Charlotte Gainsbourg : "Vieillir est plus dur pour une actrice"

Charlotte Gainsbourg livre une prestation épatante dans ce film tiré du roman autobiographique de Romain Gary. © Belga
Charlotte Gainsbourg livre une prestation épatante dans ce film tiré du roman autobiographique de Romain Gary. © Belga

La comédienne campe avec une énergie incroyable la mère extravagante et possessive de Romain Gary dans "La promesse de l’aube", en salle depuis ce mercredi.

"La promesse de l’aube", c’est l’histoire d’un amour hors norme et inconditionnel d’une mère pour son fils. Un amour autoritaire et étouffant aussi…

C’est vrai, c’est un amour qui peut être brutal et exagéré, mais pas quelque chose de monstrueux. C’est avant tout une preuve d’amour comme on en voit peu au cinéma ou en littérature. Ça m’a beaucoup émue. J’ai d’abord perçu le côté bouleversant, même si après coup, on se demande forcément si c’est une bonne ou une mauvaise mère. Mais j’ai rarement vu un rôle aussi fort et des personnages aussi incroyables.

Vous êtes plutôt une maman dirigiste ou vous laissez faire vos enfants ?

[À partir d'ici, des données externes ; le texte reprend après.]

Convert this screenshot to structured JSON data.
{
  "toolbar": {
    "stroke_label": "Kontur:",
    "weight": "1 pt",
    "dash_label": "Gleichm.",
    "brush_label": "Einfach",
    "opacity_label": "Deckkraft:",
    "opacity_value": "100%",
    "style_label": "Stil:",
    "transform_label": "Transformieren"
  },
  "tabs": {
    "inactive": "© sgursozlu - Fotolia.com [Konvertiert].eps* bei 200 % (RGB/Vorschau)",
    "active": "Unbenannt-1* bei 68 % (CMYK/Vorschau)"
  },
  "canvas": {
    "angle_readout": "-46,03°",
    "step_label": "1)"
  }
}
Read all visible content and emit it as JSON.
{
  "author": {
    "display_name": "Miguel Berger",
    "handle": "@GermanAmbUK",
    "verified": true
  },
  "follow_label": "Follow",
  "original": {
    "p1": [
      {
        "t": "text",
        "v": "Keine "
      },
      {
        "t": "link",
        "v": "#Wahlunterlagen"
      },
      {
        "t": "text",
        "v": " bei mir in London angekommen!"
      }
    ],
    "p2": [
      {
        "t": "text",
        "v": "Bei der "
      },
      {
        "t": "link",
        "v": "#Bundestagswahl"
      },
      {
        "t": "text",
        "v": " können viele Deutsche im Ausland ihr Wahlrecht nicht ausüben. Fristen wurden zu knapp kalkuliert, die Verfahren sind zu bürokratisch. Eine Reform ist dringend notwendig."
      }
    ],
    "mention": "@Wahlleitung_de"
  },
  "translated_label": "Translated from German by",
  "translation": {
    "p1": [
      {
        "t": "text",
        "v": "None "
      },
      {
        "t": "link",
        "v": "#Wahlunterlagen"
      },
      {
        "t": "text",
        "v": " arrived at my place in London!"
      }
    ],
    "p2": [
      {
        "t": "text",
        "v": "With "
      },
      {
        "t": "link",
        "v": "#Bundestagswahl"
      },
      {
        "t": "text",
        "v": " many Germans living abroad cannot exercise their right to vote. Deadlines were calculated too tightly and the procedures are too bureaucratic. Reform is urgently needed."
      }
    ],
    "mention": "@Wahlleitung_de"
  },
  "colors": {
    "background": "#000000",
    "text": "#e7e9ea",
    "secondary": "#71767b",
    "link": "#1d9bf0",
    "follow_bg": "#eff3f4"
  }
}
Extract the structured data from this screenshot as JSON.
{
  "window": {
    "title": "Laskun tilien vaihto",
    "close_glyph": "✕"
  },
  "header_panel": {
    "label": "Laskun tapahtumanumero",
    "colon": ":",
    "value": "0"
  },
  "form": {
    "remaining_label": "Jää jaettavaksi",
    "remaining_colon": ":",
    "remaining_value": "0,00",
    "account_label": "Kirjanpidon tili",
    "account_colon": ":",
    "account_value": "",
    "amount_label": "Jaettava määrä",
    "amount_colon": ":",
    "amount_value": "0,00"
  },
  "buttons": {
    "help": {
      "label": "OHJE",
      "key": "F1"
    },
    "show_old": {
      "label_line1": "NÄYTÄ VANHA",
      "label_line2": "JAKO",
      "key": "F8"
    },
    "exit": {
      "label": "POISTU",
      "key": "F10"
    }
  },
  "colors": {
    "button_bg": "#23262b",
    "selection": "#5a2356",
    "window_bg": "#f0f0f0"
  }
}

Je suis très loin du personnage de Nina. J’ai déjà du mal à avoir un avis tranché sur les choses. Mais Nina a vécu une vie dure, de persécution. Elle a du mérite à être acharnée, à vouloir se battre, ne jamais lâcher prise. Je n’ai pas été confrontée aux mêmes choses. Moi, je laisse mes enfants libres de leurs choix, mais comme mes parents l’avaient fait avec moi. Ils m’avaient inculqué que les métiers d’actrice et de chanteuse étaient les plus beaux du monde, mais tout en me mettant en garde sur le fait qu’ils étaient aléatoires aussi. Je retiens en tout cas que j’ai eu la liberté de faire ce que j’avais envie. J’ai suivi leurs traces, mais si j’avais voulu aller dans une autre direction, j’aurais pu. D’autres destins étaient possibles. Après, j’ai eu la chance que mon père m’ait impliquée dans la musique très jeune. Il a compris que j’en avais envie, mais si ça ne m’intéressait pas, il ne m’aurait pas forcée. Quant à ma maman, elle m’a offert la possibilité de faire un casting pour un film, "Paroles et musique", pour que j’aie à la fois un pied dans la musique et un dans le cinéma. A 12 ans, j’avais déjà pu expérimenter les deux.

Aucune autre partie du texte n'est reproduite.